Calypso

Title: Calypso
Author: David Sedaris
Pages: 261
Published: May 2018
Rating: 4.5 stars

I was first introduced to David Sedaris by one of my dearest friends. We were working away furiously doing payroll, and she turned on one of Sedaris’ books for us to listen to as we worked.  I’ll be forever grateful that she chose to play that book that day, because I’ve loved Sedaris and his books ever since!

As much as I love reading Sedaris’ books, the best experience you can get is to listen to his audiobooks.  Sedaris reads his own books for the audiobook versions, and having his voice and intonations just adds a whole extra level to the words.  Calypso is one of his more personal books (which seems silly to say, since the books are all personal essays), and it delves into some really personal experiences.  Sedaris writes a lot about the beach house he purchased for his family.  He also writes about his sister, Tiffany, and his experience losing her to suicide.  

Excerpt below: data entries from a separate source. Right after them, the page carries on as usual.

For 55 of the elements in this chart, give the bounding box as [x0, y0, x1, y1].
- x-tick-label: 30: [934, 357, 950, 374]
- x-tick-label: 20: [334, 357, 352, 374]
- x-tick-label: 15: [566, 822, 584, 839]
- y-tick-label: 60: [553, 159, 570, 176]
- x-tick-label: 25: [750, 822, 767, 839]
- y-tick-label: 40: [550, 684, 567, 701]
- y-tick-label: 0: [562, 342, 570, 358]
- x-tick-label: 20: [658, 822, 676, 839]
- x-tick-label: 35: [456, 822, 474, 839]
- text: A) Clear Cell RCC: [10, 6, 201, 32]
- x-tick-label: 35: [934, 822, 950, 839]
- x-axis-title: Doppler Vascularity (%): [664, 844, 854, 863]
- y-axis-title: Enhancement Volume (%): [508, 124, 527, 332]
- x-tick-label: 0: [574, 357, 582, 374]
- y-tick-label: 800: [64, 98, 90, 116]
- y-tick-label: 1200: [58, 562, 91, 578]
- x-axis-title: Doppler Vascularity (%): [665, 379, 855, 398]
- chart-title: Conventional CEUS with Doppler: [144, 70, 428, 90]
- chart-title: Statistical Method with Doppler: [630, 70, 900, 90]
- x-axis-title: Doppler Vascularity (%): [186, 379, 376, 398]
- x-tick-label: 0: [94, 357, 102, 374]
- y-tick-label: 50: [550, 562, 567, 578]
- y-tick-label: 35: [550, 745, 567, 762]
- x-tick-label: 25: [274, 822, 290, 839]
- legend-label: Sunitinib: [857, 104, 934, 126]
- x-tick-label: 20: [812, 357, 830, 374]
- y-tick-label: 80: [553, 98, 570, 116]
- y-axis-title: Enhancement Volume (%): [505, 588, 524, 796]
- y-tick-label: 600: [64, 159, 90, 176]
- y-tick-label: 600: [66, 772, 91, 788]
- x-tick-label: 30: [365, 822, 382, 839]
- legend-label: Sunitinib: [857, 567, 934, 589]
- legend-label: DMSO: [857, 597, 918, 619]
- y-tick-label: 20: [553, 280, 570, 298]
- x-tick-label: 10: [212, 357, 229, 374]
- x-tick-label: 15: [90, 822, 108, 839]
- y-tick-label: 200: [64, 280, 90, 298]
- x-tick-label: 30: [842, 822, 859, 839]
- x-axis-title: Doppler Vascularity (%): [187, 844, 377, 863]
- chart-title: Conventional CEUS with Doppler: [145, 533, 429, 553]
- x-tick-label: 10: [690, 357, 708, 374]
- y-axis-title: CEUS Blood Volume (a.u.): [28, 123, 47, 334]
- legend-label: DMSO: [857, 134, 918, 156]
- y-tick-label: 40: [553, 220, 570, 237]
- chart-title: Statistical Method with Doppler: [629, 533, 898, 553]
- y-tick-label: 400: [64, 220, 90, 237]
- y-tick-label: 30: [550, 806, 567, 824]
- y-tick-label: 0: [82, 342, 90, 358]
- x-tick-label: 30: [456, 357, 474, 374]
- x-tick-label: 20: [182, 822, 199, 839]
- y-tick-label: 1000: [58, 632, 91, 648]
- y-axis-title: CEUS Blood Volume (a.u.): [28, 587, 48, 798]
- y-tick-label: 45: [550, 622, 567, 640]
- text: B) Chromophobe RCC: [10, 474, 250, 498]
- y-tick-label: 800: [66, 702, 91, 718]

Typically, my favorite thing about Sedaris’ writing is his honesty and his self-deprecating humor.  In , my favorite part of the book was a very simple statement he makes about his family.  He talks about his family as an exclusive club, and he can’t understand how anyone (speaking specifically about his sister) wouldn’t want to be part of that club.  

Favorite Quote:

“Why do you think she did it?” I asked as we stepped back into the sunlight. For that’s all any of us were thinking, had been thinking, since we got the news. Mustn’t Tiffany have hoped that whatever pills she’d taken wouldn’t be strong enough and that her failed attempt would lead her back into our fold? How could anyone purposefully leave us—us, of all people? This is how I thought of it, for though I’ve often lost faith in myself, I’ve never lost faith in my family, in my certainty that we are fundamentally better than everyone else. It’s an archaic belief, one I haven’t seriously reconsidered since my late teens, but still I hold it. Ours is the only club I’d ever wanted to be a member of, so I couldn’t imagine quitting. Backing off for a year or two was understandable, but to want out so badly that you’d take your own life?”